Numa sociedade democrática, o modo mais conspícuo de exibir poder político está na capacidade de afetar o Orçamento do Estado e de determinar a despesa pública. O muito mau Mao Zedong, quando queria mostrar quem mandava na China, não mandava construir um hospital nem aumentava o salário mínimo: para quem ainda não tivesse percebido, 20 anos de "reeducação pelo trabalho" ou uma bala na nuca bastavam. Apesar de brutais, estes métodos de demonstrar poder tinham uma vantagem óbvia: o seu impacto no Orçamento do Estado variava entre o benigno e o insignificante. Não sendo estes meios aceitáveis numa democracia burguesa, os detentores de cargos públicos na Europa e América ficam limitados a uma forma benévola, mas dispendiosa, de demonstrar o seu poder: deixando obra. Podem ser obras públicas ou reformas sociais. Ambas são geralmente importantes e benéficas para o bem-estar do povo, mas raramente têm em conta a relação custo/benefício. Têm, no entanto, a vantagem adicional de gerar reconhecimento e gratidão e assim podem vir a ser úteis num próximo ciclo eleitoral, ou mesmo para depois de se sair da "política ativa". Assim sendo, quem poderá negar aos políticos o prazer, ainda que fugaz, de fazer o bem com o dinheiro público? Mas é assim que surgem os défices e destes que se gera a dívida pública.

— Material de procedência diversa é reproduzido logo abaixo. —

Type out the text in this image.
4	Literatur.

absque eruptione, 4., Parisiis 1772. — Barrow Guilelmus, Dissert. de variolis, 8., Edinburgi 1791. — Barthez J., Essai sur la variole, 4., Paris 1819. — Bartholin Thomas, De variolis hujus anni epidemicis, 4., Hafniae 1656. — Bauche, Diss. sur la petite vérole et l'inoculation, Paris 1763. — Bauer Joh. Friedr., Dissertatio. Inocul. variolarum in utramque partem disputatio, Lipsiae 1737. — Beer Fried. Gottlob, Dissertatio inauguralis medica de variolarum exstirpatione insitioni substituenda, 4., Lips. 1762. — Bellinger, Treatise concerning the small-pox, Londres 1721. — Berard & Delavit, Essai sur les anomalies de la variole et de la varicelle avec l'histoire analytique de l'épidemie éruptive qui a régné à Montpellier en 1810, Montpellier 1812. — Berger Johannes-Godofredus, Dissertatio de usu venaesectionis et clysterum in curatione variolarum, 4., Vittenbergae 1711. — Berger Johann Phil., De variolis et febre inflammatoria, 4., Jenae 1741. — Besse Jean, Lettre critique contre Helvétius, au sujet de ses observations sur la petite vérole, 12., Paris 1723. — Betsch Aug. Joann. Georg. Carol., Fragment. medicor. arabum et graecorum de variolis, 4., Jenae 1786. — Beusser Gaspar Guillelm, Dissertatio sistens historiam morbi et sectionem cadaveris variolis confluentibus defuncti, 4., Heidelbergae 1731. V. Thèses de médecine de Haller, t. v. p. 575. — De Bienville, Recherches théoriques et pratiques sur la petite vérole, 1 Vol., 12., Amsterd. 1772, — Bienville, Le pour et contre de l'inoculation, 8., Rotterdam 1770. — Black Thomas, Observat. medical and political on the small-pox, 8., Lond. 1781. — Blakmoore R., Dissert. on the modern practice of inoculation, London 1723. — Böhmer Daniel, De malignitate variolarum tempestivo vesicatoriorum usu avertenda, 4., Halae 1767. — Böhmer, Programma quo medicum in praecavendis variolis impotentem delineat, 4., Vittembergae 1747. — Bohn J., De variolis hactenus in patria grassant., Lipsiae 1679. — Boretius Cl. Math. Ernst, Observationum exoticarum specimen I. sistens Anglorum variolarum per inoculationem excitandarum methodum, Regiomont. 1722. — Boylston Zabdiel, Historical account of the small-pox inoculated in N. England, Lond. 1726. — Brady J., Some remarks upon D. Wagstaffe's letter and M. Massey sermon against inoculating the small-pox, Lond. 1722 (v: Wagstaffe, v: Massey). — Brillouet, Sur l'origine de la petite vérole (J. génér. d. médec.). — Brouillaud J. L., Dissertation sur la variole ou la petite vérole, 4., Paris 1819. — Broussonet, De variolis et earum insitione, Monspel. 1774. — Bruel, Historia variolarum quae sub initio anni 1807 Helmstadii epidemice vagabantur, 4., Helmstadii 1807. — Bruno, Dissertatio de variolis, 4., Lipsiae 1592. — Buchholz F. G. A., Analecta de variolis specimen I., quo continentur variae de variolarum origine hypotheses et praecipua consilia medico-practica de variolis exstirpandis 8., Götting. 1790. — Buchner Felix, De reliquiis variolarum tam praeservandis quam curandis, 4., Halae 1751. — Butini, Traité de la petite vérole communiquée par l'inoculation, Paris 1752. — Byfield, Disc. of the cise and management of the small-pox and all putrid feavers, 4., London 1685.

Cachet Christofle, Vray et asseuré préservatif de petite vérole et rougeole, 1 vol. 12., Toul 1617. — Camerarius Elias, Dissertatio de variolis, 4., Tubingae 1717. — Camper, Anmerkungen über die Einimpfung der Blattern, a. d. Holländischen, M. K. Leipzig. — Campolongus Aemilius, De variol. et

É um facto curioso que a dívida pública e a gravidez têm em comum cinco coisas: ambas são motivadas por um prazer momentâneo, começam por ser pequeninas, mas depois nunca param de crescer. Mas o mais curioso é que os intervenientes quase nunca são capazes de perceber a relação causal entre o início do processo e o seu desenvolvimento natural. Há depois o conceito de sustentabilidade. No caso da dívida pública, esta pode crescer sustentavelmente ou não, dependendo dos níveis da taxa de juro, da taxa de crescimento do PIB e do superavit primário. A dívida será sustentável, se o superavit for igual ou superior à dívida a multiplicar pela diferença entre taxa de juro e a taxa de crescimento. Supondo, por hipótese, que a dívida é 120% do PIB, que os juros são a 4%, e que a economia cresce a -1%, a dívida será sustentável, se o superavit for igual ou superior a 120% x (4%-(-1%)) = 6% do PIB. Superavit primário significa que as despesas do Estado, não incluindo juros, são inferiores às receitas, um fenómeno tão frequente em Portugal como neve em Lisboa. Para a dívida ser sustentável com um superavit de -3% (um défice), o crescimento da economia teria de ser de 5,5%. Venham ver porcos a voar!